In a report titled "Journalism's Great Leap Back in China", the Press Freedom Association denounces "an unprecedented campaign of repression by the Chinese regime in recent years against journalism and the right to information worldwide ".

According to RSF, at least 127 journalists are in detention across the country.

The Uyghurs are the most numerous among them, while the power of President Xi Jinping has engaged in recent years to bring Xinjiang down, following attacks attributed to Islamists or separatists from this ethnic group.

More than a million Uyghurs have been locked up in political re-education centers, according to human rights associations.

Beijing disputes this figure and speaks of vocational training centers intended to keep "trainees" away from radicalization.

The communist regime has imposed an "information blackout" in Xinjiang by de facto preventing independent reporting on the ground, said Uyghur journalist Gulchehra Hoja from abroad, quoted in the report.
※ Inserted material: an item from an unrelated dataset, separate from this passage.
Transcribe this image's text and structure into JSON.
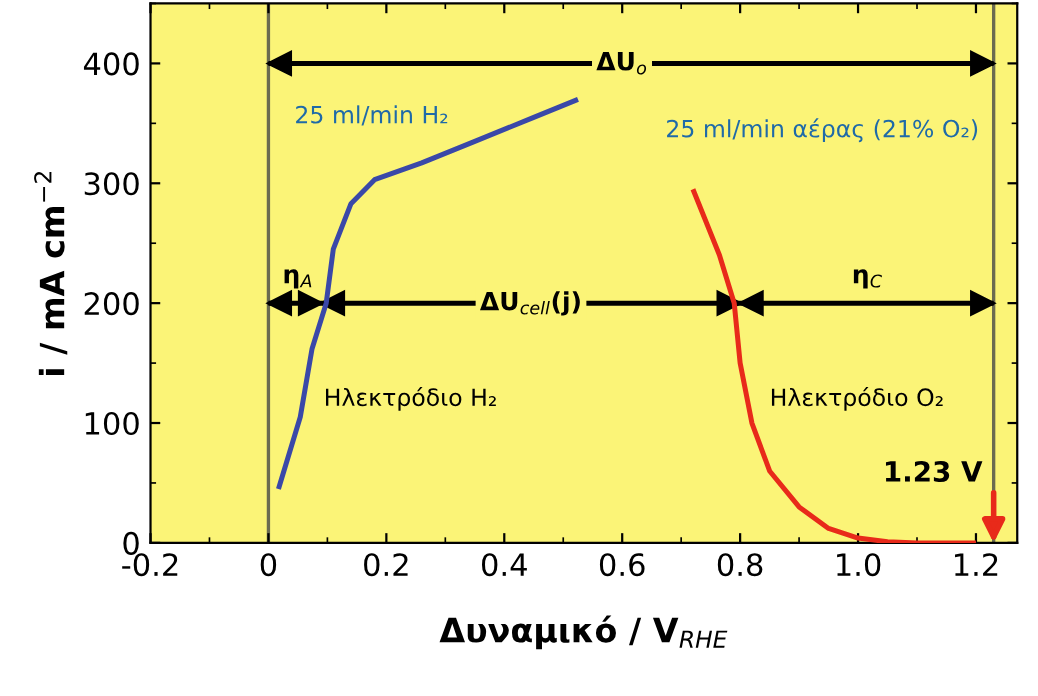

Among the Uyghur perpetrators in detention is the intellectual Ilham Tohti, winner of the 2019 Sakharov Prize of the European Parliament, and who maintained a website listing problems faced by his minority.

Gulmira Imin, administrator of another website, has been imprisoned since 2009.

Xi Jinping "brutally put an end" to hopes for improving press freedom in China, said RSF secretary general Christophe Deloire.

Last year, 18 foreign reporters had to leave the country and an Australian journalist working for Chinese television, Cheng Lei, was arrested.

At least 10 journalists, professional or not, have been arrested after covering in early 2020 the imposition of quarantine in the city of Wuhan (center), where Covid-19 was initially discovered.

One of them, Zhang Zhan, was sentenced to four years in prison.

According to her relatives, the days of this "citizen journalist", who is on a hunger strike, are numbered.